L’alter ego del mostro
di Francesco Lora
Claus Guth reca un nuovo ardito collegamento psicanalitico nella sua regìa di Salome per la Deutsche Oper di Berlino. Manuela Uhl è una protagonista completa e convinta nel ribaltone drammaturgico. Favolosa efficacia teatrale nella direzione di Jeffrey Tate, assecondato da un’orchestra che non conosce l’esitazione tecnica.
BERLINO, 22 novembre 2016 – Claus Guth, si sa, è il regista degli alter ego, degli sdoppiamenti, dei sosia in scena, con proposte di ardito collegamento psicanalitico tra personaggi lontani. Così è ancora nella Salome di Richard Strauss da lui ideata per la Deutsche Oper di Berlino, in collaborazione con Muriel Gerstner per scene e costumi, con Olaf Freese per il disegno luci e con Sommer Ulrickson per i movimenti coreografici: un allestimento seminuovo, varato nell’inverno scorso e ripreso per due recite il 18 e il 22 novembre. Nel ribaltone drammaturgico, Salome adolescente è fin dall’infanzia la vittima, non protetta dalla madre Herodias, delle torbide attenzioni di Herodes: se questi abusa del suo corpo, il duplicato Jochanaan le fa violenza nella mente, instillandole sensi di vergogna e colpa. Il dramma di Oscar Wilde, tradotto e adattato da Hedwig Lachmann, diviene così un percorso di liberazione della donna dall’aguzzino, fino al momento nel quale è Salome stessa ad avventarsi su Herodes-Jochanaan per strappargli la testa e annientare il mostro. All’intero spettacolo dà senso e pregnanza la coreografia della danza di Salome: una pantomima dove lo stuolo di copie del personaggio, in ordine di età crescente, ripercorre l’angosciata crescita verso la maturità, preparando la resa dei conti col lascivo artefice della danza. Funziona, poiché ancora una settimana dopo il calare del sipario la mente di chi scrive è intenta a ricordare, collegare, interpretare, credere di aver compreso, desiderare di rivedere.
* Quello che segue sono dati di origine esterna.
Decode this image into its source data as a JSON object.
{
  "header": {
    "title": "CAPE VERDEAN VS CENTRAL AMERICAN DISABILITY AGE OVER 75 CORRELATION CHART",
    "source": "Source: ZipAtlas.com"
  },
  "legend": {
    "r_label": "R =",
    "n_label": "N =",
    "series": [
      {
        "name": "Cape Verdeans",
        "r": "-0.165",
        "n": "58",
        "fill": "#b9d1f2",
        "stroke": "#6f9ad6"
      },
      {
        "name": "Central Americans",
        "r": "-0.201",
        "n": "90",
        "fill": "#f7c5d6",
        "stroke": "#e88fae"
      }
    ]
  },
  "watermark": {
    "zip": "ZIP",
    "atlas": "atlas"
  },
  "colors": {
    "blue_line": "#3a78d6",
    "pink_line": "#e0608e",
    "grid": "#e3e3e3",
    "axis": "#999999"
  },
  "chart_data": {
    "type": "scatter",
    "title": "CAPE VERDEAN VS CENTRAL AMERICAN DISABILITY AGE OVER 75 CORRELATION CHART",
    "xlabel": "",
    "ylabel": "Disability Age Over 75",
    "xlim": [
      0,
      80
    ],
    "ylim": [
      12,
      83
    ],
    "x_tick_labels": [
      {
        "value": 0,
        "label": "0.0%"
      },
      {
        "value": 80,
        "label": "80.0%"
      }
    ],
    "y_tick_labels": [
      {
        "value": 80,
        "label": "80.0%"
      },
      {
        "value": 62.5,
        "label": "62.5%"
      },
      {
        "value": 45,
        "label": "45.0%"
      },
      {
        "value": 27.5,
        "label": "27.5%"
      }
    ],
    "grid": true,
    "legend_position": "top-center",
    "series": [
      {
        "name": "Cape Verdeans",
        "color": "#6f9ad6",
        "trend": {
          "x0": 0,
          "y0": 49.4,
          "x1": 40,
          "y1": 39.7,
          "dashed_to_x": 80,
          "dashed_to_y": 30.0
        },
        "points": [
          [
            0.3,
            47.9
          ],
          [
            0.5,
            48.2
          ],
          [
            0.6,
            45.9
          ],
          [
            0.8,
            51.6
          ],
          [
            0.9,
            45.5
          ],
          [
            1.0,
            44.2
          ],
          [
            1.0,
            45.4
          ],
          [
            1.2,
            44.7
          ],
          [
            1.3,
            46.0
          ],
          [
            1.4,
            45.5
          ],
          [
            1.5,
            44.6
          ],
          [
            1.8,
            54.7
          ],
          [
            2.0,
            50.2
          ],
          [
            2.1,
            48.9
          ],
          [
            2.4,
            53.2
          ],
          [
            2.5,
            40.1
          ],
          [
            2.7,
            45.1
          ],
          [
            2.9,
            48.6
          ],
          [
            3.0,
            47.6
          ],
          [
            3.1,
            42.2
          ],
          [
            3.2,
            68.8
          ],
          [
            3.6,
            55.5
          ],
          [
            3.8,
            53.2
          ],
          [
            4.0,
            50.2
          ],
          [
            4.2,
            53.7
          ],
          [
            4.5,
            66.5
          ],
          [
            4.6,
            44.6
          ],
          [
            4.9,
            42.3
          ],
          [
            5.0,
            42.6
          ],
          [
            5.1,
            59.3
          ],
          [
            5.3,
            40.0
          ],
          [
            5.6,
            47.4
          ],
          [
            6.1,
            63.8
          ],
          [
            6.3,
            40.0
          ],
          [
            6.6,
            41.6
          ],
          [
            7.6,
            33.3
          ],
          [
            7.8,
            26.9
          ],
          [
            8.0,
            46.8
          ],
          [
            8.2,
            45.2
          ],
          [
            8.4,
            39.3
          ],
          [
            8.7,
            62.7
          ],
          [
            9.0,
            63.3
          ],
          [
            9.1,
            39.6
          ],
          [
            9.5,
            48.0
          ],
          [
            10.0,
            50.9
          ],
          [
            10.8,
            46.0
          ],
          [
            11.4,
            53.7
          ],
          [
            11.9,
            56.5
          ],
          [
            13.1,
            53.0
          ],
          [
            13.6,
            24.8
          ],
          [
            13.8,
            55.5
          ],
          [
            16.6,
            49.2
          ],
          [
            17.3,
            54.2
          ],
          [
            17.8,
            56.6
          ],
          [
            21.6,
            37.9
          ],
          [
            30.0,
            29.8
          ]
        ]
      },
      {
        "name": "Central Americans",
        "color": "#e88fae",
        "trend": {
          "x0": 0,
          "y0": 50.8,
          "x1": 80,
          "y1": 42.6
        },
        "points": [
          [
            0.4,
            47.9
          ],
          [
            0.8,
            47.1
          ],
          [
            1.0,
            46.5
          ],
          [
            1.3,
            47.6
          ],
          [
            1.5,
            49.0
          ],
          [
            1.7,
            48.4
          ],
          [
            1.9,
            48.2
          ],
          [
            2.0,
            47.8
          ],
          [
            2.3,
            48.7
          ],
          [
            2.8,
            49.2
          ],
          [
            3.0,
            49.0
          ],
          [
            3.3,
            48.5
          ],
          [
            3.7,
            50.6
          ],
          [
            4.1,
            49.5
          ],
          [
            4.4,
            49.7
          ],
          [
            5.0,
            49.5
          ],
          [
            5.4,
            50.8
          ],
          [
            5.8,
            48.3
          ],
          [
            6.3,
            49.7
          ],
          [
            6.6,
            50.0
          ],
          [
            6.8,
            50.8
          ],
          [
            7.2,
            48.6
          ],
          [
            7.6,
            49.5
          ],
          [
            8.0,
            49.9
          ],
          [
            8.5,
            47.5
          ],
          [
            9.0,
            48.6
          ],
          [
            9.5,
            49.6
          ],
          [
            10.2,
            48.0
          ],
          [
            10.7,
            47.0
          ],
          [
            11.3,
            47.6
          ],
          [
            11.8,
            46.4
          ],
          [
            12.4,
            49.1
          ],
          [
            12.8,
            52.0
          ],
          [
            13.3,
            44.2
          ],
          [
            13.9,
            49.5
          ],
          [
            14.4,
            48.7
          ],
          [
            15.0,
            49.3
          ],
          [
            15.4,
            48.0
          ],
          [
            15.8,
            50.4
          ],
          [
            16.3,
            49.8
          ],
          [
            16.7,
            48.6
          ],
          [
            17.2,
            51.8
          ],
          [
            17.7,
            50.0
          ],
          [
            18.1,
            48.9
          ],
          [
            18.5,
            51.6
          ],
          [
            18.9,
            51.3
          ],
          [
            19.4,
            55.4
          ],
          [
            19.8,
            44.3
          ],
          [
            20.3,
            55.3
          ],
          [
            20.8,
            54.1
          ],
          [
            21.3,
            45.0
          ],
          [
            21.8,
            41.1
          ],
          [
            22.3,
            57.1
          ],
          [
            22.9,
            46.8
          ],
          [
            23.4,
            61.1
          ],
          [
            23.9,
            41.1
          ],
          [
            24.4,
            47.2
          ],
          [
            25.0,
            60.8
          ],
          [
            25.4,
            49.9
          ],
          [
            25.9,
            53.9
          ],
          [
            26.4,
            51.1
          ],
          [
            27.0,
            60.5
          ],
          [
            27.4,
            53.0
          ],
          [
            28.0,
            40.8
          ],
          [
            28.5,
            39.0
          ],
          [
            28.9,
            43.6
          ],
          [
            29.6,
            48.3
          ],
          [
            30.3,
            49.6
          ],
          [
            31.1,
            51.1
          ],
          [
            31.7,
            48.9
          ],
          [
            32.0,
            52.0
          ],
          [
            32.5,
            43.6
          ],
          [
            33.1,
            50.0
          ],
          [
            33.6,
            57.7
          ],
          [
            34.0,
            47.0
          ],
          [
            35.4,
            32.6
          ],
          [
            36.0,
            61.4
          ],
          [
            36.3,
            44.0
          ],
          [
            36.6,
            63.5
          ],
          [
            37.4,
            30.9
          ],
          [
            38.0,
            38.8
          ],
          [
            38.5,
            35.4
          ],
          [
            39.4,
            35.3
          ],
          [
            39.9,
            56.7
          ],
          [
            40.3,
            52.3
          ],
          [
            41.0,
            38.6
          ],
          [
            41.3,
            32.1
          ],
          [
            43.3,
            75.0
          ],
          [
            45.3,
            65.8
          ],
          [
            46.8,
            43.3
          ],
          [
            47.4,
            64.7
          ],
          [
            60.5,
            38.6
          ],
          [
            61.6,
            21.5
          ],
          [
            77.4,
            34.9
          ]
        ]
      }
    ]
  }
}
Va da sé che lo spettacolo, fuori da ogni tradizione e sparso di gesti e significati, imponga un lungo e complesso lavoro con gli attori. Lavoro che si conferma tanto meglio riuscito in quanto la compagnia di canto è ora stata in buona parte rinnovata, implicando una partenza da zero. Nuova è innanzitutto la Salome di Manuela Uhl, attrice che si lascia coinvolgere con entusiasmo, e soprano capace di saldare in uno stesso profilo artistico la levità emissiva e il chiarore timbrico, evocativi della giovinezza e dell’innocenza reale o presunta, con una forza d’acciaio nelle impennate più volitive, violente, disperate, arroganti. Nessuno ha invece osato toccare Jeanne-Michèle Charbonnet, ferma al suo posto come interprete ideale di Herodias: già forte di un patrimonio vocale importante, e ora passata a ruolo di caratterista, ella sa la via del grande impatto nel piccolo gesto e accetta la caricatura di sé nella sola partecipazione alla danza di Salome.
Herodes e Jochanaan paiono confondersi non solo sulla scena ma anche nel canto. Il giudizio avvantaggia il tenore Burkhard Ulrich, debitamente untuoso e grottesco nella parte del tetrarca, ma non il baritono John Lundgren, ingolato e poco autorevole in quella del profeta. Suggestiva la schiusa contraltile dell’opera grazie alle tornite frasi di Annika Schlicht come Paggio, e altrettanto efficace la patetica e incisiva protesta d’amore nel Narraboth di Attilio Glaser. Ottimo il comprimariato e favolosa la direzione di Jeffrey Tate. Chi lo abbia ascoltato condurre le sole orchestre italiane ne avrà sempre una troppo modesta idea; venga ad ascoltarlo alla testa della compagine della Deutsche Oper: ogni momento ha in sé l’intenzione, la narrazione, l’atmosfera, la progressione, il virtuosismo di chi sappia e possa far incedere lungo un progetto drammatico non la prima tra le orchestre tedesche, ma nondimeno una sfarzosa collezione strumentale che di Strauss possiede ogni tratto idiomatico e che della partitura possiede ogni eccitante contraccambio tecnico. La routine di un grande teatro.